Broadcasters are changing the way they sell. ETV Network and TV Today are prime examples of pure Network selling. Sony moved from network to pure channel selling. Zee TV incorporated a mixed structure, selling network to select agencies and channels to the others. Very recently, STAR Group induced Network for its top 50 clients and channels for the rest. Turner India is in pure channel selling but has network selling as an option for some clients. What do they gain or lose, given the structure they are in?
In recent times, only a few broadcasters have seen changes in their sales patterns and largely attribute it to the increasing media fragmentation and the needs of advertisers to meet specific targets. On the one hand, there are cases like TV Today, NDTV and ETV Networks that have always been in network selling. Giving a perspective here, Rajnish Rikhy, Head, Ad Sales, TV Today Group, explained, “We are purely in the news genre and hence, the products from the group have a synergy. It is sensible to sell them together than separately.”
SET India’s Ad Sales Head, Rohit Gupta thinks differently for his network, “The way of selling is dependent on the stage of the network. At SET India, we were in network selling till the channels needed support. Now each of these channels has become a pillar and can be sold standalone, so that is a better option for us.”
Zee TV and STAR India observe a combination structure. “It is deriving the best of both,” said STAR spokesperson, “With the big spenders, who buy in all genres dealing on a network basis means offering solutions to specific needs.”
Agreeing and adding further, Joy Chakraborthy, EVP, Sales, Zee Telefilms, said, “It is not so much of selling as servicing when you are speaking on a network level and in today’s times it is a requisite. The last thing a client needs is to be confused by different kinds of sales talk. Network selling allows you uniform communication.”

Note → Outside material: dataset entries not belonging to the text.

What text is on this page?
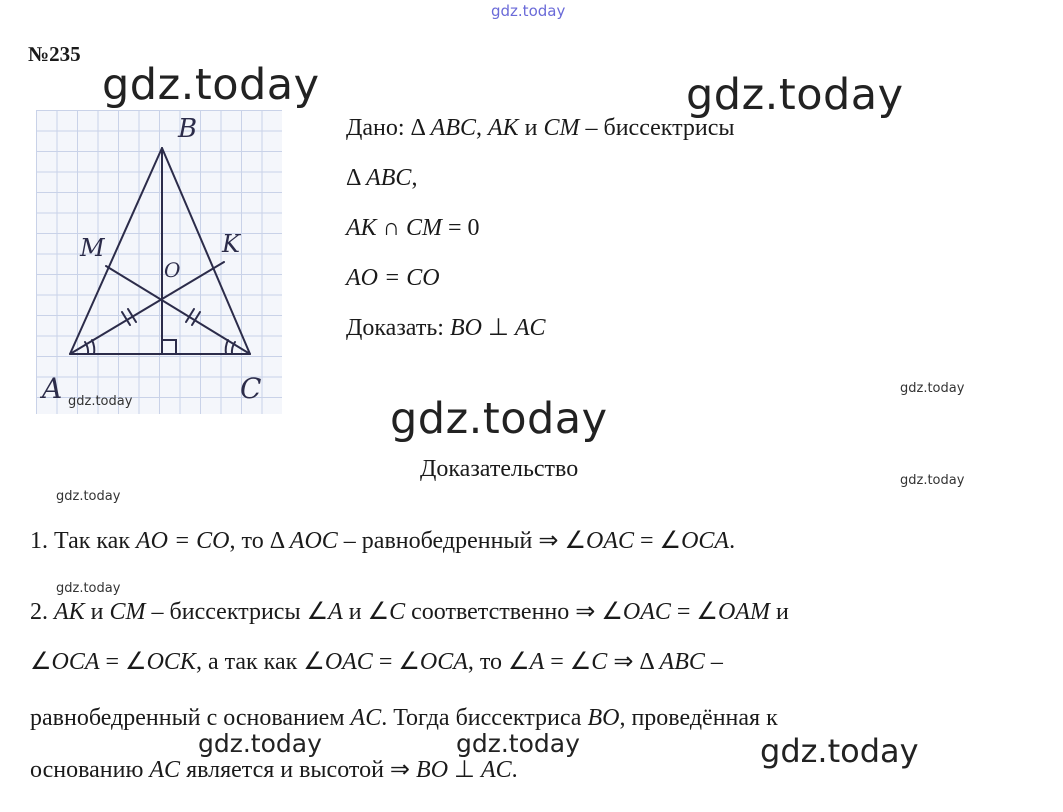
gdz.today
gdz.today	gdz.today
gdz.today
gdz.today
gdz.today
gdz.today
gdz.today
gdz.today	gdz.today	gdz.today
№235
B
M	K
O
A	C
gdz.today
Дано: Δ ABC, AK и CM – биссектрисы
Δ ABC,
AK ∩ CM = 0
AO = CO
Доказать: BO ⊥ AC
Доказательство
1. Так как AO = CO, то Δ AOC – равнобедренный ⇒ ∠OAC = ∠OCA.
2. AK и CM – биссектрисы ∠A и ∠C соответственно ⇒ ∠OAC = ∠OAM и
∠OCA = ∠OCK, а так как ∠OAC = ∠OCA, то ∠A = ∠C ⇒ Δ ABC –
равнобедренный с основанием AC. Тогда биссектриса BO, проведённая к
основанию AC является и высотой ⇒ BO ⊥ AC.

Does network selling also mean a network pushing a weak brand to the advertiser? “You can’t arm-twist anyone,” replied Chakraborthy, “The client will take what he requires.”
The STAR spokesperson further said, “That would beat the purpose of setting the structure we have now. The idea is to offer solutions to clients, make a media plan for them. If a brand makes sense to their need, even niche in nature, only then the client would take it. Nothing can be pushed down anyone’s throat.”
A common point that network sellers bring out is the unification of the point of contact. The STAR spokesperson cited an example, “If a client says, I want this ad across channels at 9.00 pm, in network selling you can promise it then and there. In standalone, decent time would be consumed in coordination.”
While it is established that broadcasters who opt for network selling do so in a bid to offer their clients better services and solutions, standalone channel sellers believe that, single channel selling is the only way you can know the brand well enough to sell it.
“Everyone is battling for the same ad pie,” said Monica Tata, Vice-President, All India Advertising Sales, Turner International India, “The only way to stand out in the crowd is to know your brand better! And that can only happen when you represent ‘a’ brand as opposed to selling a bunch of channels, as it is humanly not possible to know all your products inside out. Thus, when you have dedicated channel representatives they are more passionate, more focussed, and more knowledgeable therefore better equipped to offer best and variety of solutions to clients and work the best deals for them and thus able to make an impact – stand out in the crowd.”
Agreeing with her, Rikhy remarked, “Standalone channel selling is done to bring in focus. There is brand dilution when you push smaller channels in the network. Clients can ask for a rebate on all the channels in such cases.”
Channel selling, according to experts, was the only way to convert small spenders and non-spenders into TV consumers and hence, expand the category per se. According to Chakraborthy, “There is more sampling when just one channel is sold. Also you can convince a client to start with one channel. New business largely comes when people focus on any one product.”
Examples like STAR India, which has moved from network to channel to combination, show that depending on the channels’ life stage and market dynamics, the pattern of selling will differ and accordingly affect ad revenues. However, irrespective of the selling structure, the sales professional had to know the product, only then would he/she get the “big idea to sell it”, Monica Tata pointed out.